Ask once – and you’ll get an excuse Ask twice – and you’ll get silence Ask three times – and you’re a trouble-maker Ask four times – and they’ll need to do something about you . . . “What?” “To make things Equitable.”
“Equity: Where does it leave those who are left out?”
There is no rural social justice – there is no such thing as Rural Social Justice in any government policy making.
Rural communities are excluded from our national consciousness: a vacant space in everything from “Cost of Living” calculations to cultural identity.
They are subordinated to political agendas, corporate profits, and agricultural pollution — bullied and deprived unseen in the shadow of a Black urban overclass.
“The real tragedy of these small enclaves of marginality and poverty is that people are playing a game of life that has been structured in such a way that they are required to play but prevented from winning” wrote Janet Fitchen in her groundbreaking “Poverty in Rural America” – four decades later: nothing has been built on that ground — and the poverty, neglect and drugs have long since taken it back over.
Even if you have the ethical “flexibility” to twist the principle of Equality into “unequally” – you still have to get around the continued existence of groups who are systematically denied this help.
In Tompkins County: there are so many mass transit busses in the Cornell campus that it’s hard to drive a car around – and there are bus stops every few hundred feet in urban and suburban areas – but there are no buses serving rural county residents.
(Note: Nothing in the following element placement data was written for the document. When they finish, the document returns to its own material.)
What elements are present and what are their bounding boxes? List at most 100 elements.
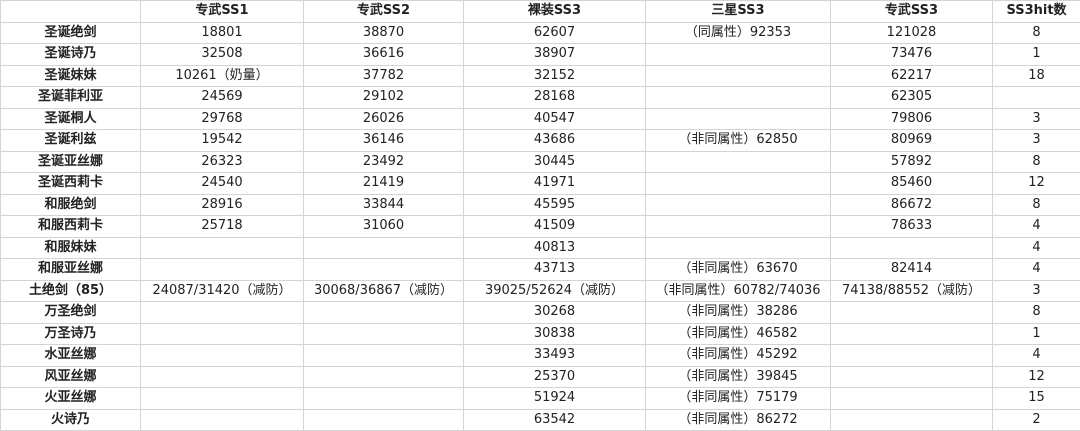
value-cell[interactable]: 28168: [464, 87, 646, 109]
value-cell[interactable]: （非同属性）75179: [646, 388, 831, 410]
value-cell[interactable]: [646, 237, 831, 259]
value-cell[interactable]: [831, 409, 993, 431]
value-cell[interactable]: 43713: [464, 259, 646, 281]
value-cell[interactable]: 121028: [831, 22, 993, 44]
value-cell[interactable]: [646, 44, 831, 66]
header-cell[interactable]: 专武SS2: [304, 1, 464, 23]
value-cell[interactable]: （非同属性）63670: [646, 259, 831, 281]
value-cell[interactable]: [646, 173, 831, 195]
value-cell[interactable]: 41971: [464, 173, 646, 195]
value-cell[interactable]: 29768: [141, 108, 304, 130]
value-cell[interactable]: 30268: [464, 302, 646, 324]
value-cell[interactable]: 43686: [464, 130, 646, 152]
value-cell[interactable]: [141, 323, 304, 345]
value-cell[interactable]: 19542: [141, 130, 304, 152]
value-cell[interactable]: [831, 388, 993, 410]
value-cell[interactable]: 30445: [464, 151, 646, 173]
value-cell[interactable]: 3: [993, 130, 1080, 152]
value-cell[interactable]: 21419: [304, 173, 464, 195]
character-name-cell[interactable]: 万圣绝剑: [1, 302, 141, 324]
value-cell[interactable]: 26026: [304, 108, 464, 130]
value-cell[interactable]: [304, 409, 464, 431]
value-cell[interactable]: [646, 87, 831, 109]
value-cell[interactable]: [993, 87, 1080, 109]
character-name-cell[interactable]: 圣诞菲利亚: [1, 87, 141, 109]
value-cell[interactable]: 12: [993, 173, 1080, 195]
value-cell[interactable]: 45595: [464, 194, 646, 216]
header-cell[interactable]: 裸装SS3: [464, 1, 646, 23]
value-cell[interactable]: [141, 259, 304, 281]
value-cell[interactable]: [141, 237, 304, 259]
value-cell[interactable]: 32508: [141, 44, 304, 66]
value-cell[interactable]: [831, 345, 993, 367]
value-cell[interactable]: 78633: [831, 216, 993, 238]
value-cell[interactable]: 4: [993, 216, 1080, 238]
header-cell[interactable]: 专武SS1: [141, 1, 304, 23]
value-cell[interactable]: 40547: [464, 108, 646, 130]
character-name-cell[interactable]: 圣诞绝剑: [1, 22, 141, 44]
value-cell[interactable]: 41509: [464, 216, 646, 238]
value-cell[interactable]: 79806: [831, 108, 993, 130]
value-cell[interactable]: （非同属性）45292: [646, 345, 831, 367]
value-cell[interactable]: 30068/36867（减防）: [304, 280, 464, 302]
value-cell[interactable]: 82414: [831, 259, 993, 281]
character-name-cell[interactable]: 圣诞桐人: [1, 108, 141, 130]
value-cell[interactable]: [304, 366, 464, 388]
value-cell[interactable]: [141, 409, 304, 431]
character-name-cell[interactable]: 和服西莉卡: [1, 216, 141, 238]
value-cell[interactable]: 3: [993, 108, 1080, 130]
value-cell[interactable]: 1: [993, 323, 1080, 345]
value-cell[interactable]: 18801: [141, 22, 304, 44]
character-name-cell[interactable]: 和服亚丝娜: [1, 259, 141, 281]
value-cell[interactable]: 32152: [464, 65, 646, 87]
value-cell[interactable]: 38870: [304, 22, 464, 44]
value-cell[interactable]: [646, 108, 831, 130]
value-cell[interactable]: 37782: [304, 65, 464, 87]
value-cell[interactable]: 15: [993, 388, 1080, 410]
header-cell[interactable]: [1, 1, 141, 23]
value-cell[interactable]: [141, 302, 304, 324]
value-cell[interactable]: 25370: [464, 366, 646, 388]
value-cell[interactable]: 25718: [141, 216, 304, 238]
value-cell[interactable]: 24087/31420（减防）: [141, 280, 304, 302]
value-cell[interactable]: （同属性）92353: [646, 22, 831, 44]
value-cell[interactable]: 36616: [304, 44, 464, 66]
character-name-cell[interactable]: 圣诞诗乃: [1, 44, 141, 66]
character-name-cell[interactable]: 圣诞妹妹: [1, 65, 141, 87]
value-cell[interactable]: 36146: [304, 130, 464, 152]
value-cell[interactable]: 57892: [831, 151, 993, 173]
value-cell[interactable]: 24540: [141, 173, 304, 195]
header-cell[interactable]: 专武SS3: [831, 1, 993, 23]
value-cell[interactable]: [831, 302, 993, 324]
value-cell[interactable]: 39025/52624（减防）: [464, 280, 646, 302]
character-name-cell[interactable]: 和服绝剑: [1, 194, 141, 216]
value-cell[interactable]: [304, 388, 464, 410]
value-cell[interactable]: （非同属性）38286: [646, 302, 831, 324]
character-name-cell[interactable]: 圣诞西莉卡: [1, 173, 141, 195]
value-cell[interactable]: （非同属性）62850: [646, 130, 831, 152]
character-name-cell[interactable]: 风亚丝娜: [1, 366, 141, 388]
value-cell[interactable]: [141, 366, 304, 388]
value-cell[interactable]: 18: [993, 65, 1080, 87]
value-cell[interactable]: 74138/88552（减防）: [831, 280, 993, 302]
value-cell[interactable]: 26323: [141, 151, 304, 173]
value-cell[interactable]: 85460: [831, 173, 993, 195]
value-cell[interactable]: [141, 345, 304, 367]
value-cell[interactable]: 24569: [141, 87, 304, 109]
value-cell[interactable]: （非同属性）46582: [646, 323, 831, 345]
value-cell[interactable]: 80969: [831, 130, 993, 152]
value-cell[interactable]: （非同属性）39845: [646, 366, 831, 388]
value-cell[interactable]: 8: [993, 194, 1080, 216]
value-cell[interactable]: 3: [993, 280, 1080, 302]
character-name-cell[interactable]: 火诗乃: [1, 409, 141, 431]
value-cell[interactable]: [304, 237, 464, 259]
value-cell[interactable]: [646, 216, 831, 238]
value-cell[interactable]: 62305: [831, 87, 993, 109]
value-cell[interactable]: （非同属性）86272: [646, 409, 831, 431]
value-cell[interactable]: [141, 388, 304, 410]
value-cell[interactable]: [831, 366, 993, 388]
value-cell[interactable]: [646, 65, 831, 87]
value-cell[interactable]: 4: [993, 237, 1080, 259]
value-cell[interactable]: [831, 323, 993, 345]
value-cell[interactable]: 86672: [831, 194, 993, 216]
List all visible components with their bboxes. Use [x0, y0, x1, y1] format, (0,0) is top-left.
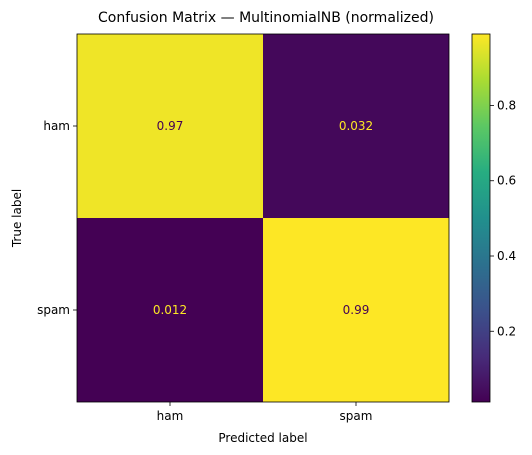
colorbar-ticks: 0.2 0.4 0.6 0.8: [490, 98, 516, 338]
cell-value-label: 0.99: [343, 303, 370, 317]
colorbar: [471, 33, 491, 403]
colorbar-tick-label: 0.2: [497, 324, 516, 338]
cell-value-label: 0.012: [153, 303, 187, 317]
heatmap-cells: [77, 34, 449, 402]
colorbar-tick-label: 0.4: [497, 249, 516, 263]
x-tick-label: ham: [157, 409, 184, 423]
cell-value-label: 0.97: [157, 119, 184, 133]
cell-value-label: 0.032: [339, 119, 373, 133]
heatmap-cell: [77, 218, 263, 402]
y-axis-ticks: ham spam: [37, 119, 77, 317]
heatmap-cell: [77, 34, 263, 218]
y-tick-label: ham: [43, 119, 70, 133]
colorbar-tick-label: 0.8: [497, 98, 516, 112]
x-axis-ticks: ham spam: [157, 402, 373, 423]
cell-value-labels: 0.97 0.032 0.012 0.99: [153, 119, 373, 317]
y-axis-label: True label: [10, 189, 24, 248]
colorbar-tick-label: 0.6: [497, 174, 516, 188]
heatmap-cell: [263, 34, 449, 218]
x-axis-label: Predicted label: [218, 431, 307, 445]
chart-title: Confusion Matrix — MultinomialNB (normal…: [98, 10, 434, 26]
x-tick-label: spam: [340, 409, 373, 423]
y-tick-label: spam: [37, 303, 70, 317]
heatmap-cell: [263, 218, 449, 402]
plot-frame: [76, 33, 450, 403]
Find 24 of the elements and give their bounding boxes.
Rural people are given the ‘separate-but-equal’ policy of requesting volunteer drivers [if available] in advance [and paying more] – for every trip.
Rural areas have no sheriff’s patrols – you call in incidents; and they’ll come out and write a report. I’ve twice has medevac helicopters land in my front yard to airlift road accident victims – and we’re still unable to get law enforcement or speed limits on our lawless road.
These are just two of the “equitable” policy solutions of Ivy League Progressives to the needs of the county’s poorest, most underserved and disadvantaged [and unrepresented] population.
Progressives that can toss off these inequitable policies with a “difficult” or “no money” in a single sentence.
They pretend that our rural communities, and our problems don’t exist – and create “equitable” policies to speed up the process. Equitabullshit!